The President has called on South Africans to support the waiver, saying vaccines should be “a global public good”.

“It is about affirming our commitment to the advancement of equality and human rights, not just in our own country but around the world,” he wrote.

“A situation in which the populations of advanced, rich countries are safely inoculated while millions in poorer countries die in the queue would be tantamount to vaccine apartheid.”

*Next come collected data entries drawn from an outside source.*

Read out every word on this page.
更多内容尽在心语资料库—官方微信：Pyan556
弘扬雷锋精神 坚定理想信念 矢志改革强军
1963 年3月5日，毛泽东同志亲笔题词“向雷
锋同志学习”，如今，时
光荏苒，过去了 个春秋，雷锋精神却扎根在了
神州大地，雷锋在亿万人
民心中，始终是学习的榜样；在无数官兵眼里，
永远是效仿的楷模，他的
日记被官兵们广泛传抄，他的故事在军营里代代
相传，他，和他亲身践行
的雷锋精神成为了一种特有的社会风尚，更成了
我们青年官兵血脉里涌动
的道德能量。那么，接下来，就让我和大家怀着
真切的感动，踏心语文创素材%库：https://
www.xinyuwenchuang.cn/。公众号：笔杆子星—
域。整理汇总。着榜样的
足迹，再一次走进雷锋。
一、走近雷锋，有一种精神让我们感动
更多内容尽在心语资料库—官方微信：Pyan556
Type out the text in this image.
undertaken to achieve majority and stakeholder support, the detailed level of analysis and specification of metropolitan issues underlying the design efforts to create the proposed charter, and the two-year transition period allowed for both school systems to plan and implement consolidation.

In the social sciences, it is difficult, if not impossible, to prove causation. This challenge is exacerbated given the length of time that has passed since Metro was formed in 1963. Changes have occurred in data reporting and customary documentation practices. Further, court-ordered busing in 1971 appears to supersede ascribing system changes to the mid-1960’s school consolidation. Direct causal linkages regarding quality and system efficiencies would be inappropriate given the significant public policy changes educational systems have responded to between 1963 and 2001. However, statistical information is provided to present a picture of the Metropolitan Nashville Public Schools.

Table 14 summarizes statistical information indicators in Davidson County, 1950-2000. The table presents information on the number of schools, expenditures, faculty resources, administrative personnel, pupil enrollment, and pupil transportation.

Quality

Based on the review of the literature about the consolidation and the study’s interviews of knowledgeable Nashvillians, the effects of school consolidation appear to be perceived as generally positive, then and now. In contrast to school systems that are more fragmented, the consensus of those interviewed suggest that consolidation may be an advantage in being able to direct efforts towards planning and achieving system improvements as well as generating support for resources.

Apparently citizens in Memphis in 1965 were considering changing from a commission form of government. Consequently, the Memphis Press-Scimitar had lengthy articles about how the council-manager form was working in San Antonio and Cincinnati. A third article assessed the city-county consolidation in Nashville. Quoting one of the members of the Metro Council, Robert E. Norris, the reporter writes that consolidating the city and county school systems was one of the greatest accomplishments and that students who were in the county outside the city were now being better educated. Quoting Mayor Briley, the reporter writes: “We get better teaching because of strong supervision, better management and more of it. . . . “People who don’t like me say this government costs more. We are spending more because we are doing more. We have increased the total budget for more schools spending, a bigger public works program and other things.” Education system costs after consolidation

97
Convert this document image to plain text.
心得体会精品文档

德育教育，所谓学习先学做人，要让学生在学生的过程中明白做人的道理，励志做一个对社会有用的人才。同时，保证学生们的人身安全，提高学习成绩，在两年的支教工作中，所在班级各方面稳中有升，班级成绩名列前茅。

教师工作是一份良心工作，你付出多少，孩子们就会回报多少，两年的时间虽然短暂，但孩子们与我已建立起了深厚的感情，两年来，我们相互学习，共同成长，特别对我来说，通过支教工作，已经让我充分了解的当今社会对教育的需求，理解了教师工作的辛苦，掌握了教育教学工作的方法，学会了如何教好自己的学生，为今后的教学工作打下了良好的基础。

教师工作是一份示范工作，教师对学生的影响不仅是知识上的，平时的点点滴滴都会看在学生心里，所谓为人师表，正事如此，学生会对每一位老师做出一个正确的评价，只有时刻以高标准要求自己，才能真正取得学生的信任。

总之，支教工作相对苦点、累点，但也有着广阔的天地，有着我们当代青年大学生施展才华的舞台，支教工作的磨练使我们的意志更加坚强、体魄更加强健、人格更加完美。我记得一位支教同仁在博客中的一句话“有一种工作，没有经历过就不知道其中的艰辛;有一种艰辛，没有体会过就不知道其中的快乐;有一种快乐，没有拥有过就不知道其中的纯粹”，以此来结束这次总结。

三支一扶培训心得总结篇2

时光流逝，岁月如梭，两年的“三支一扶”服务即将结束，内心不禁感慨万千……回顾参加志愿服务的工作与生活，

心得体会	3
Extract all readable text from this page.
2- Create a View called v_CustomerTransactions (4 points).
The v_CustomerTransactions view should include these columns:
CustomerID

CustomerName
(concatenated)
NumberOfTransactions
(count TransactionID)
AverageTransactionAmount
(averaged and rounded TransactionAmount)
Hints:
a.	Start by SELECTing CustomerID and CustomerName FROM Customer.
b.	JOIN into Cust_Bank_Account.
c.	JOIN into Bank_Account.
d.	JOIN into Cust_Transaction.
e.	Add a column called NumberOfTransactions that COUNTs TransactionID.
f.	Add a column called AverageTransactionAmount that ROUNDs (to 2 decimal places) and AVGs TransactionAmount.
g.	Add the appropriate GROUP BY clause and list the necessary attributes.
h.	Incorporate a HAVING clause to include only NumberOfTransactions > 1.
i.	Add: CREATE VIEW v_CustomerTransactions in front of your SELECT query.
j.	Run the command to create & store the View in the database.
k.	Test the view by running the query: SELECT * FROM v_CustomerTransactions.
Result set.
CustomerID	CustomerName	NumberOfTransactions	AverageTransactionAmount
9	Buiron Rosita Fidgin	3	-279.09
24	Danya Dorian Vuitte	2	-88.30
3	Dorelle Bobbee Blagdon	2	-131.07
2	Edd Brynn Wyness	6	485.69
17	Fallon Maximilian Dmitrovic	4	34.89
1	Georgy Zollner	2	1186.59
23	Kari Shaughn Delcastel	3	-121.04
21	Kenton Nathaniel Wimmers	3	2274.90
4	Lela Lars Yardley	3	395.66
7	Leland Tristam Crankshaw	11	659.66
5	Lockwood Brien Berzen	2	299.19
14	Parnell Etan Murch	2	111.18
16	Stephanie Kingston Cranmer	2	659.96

Sub-Saharan Africa has administered the fewest vaccines relative to its population of any region, with roughly 8 doses per 1 000 people versus 150 doses per 1 000 people globally, according to the World Health Organisation.

Ramaphosa recalled that twenty years ago South Africa faced off against “big pharma” over efforts to import and manufacture affordable generic antiretroviral medicines to treat people with HIV/AIDS.

“Years later, the world is in the grip of another deadly pandemic in the form of COVID-19. And once again, South Africa is waging a struggle that puts global solidarity to the test,” he said.

He said South Africa was one of only five countries on the African continent able to manufacture vaccines and that there was a need for new capacity to be built.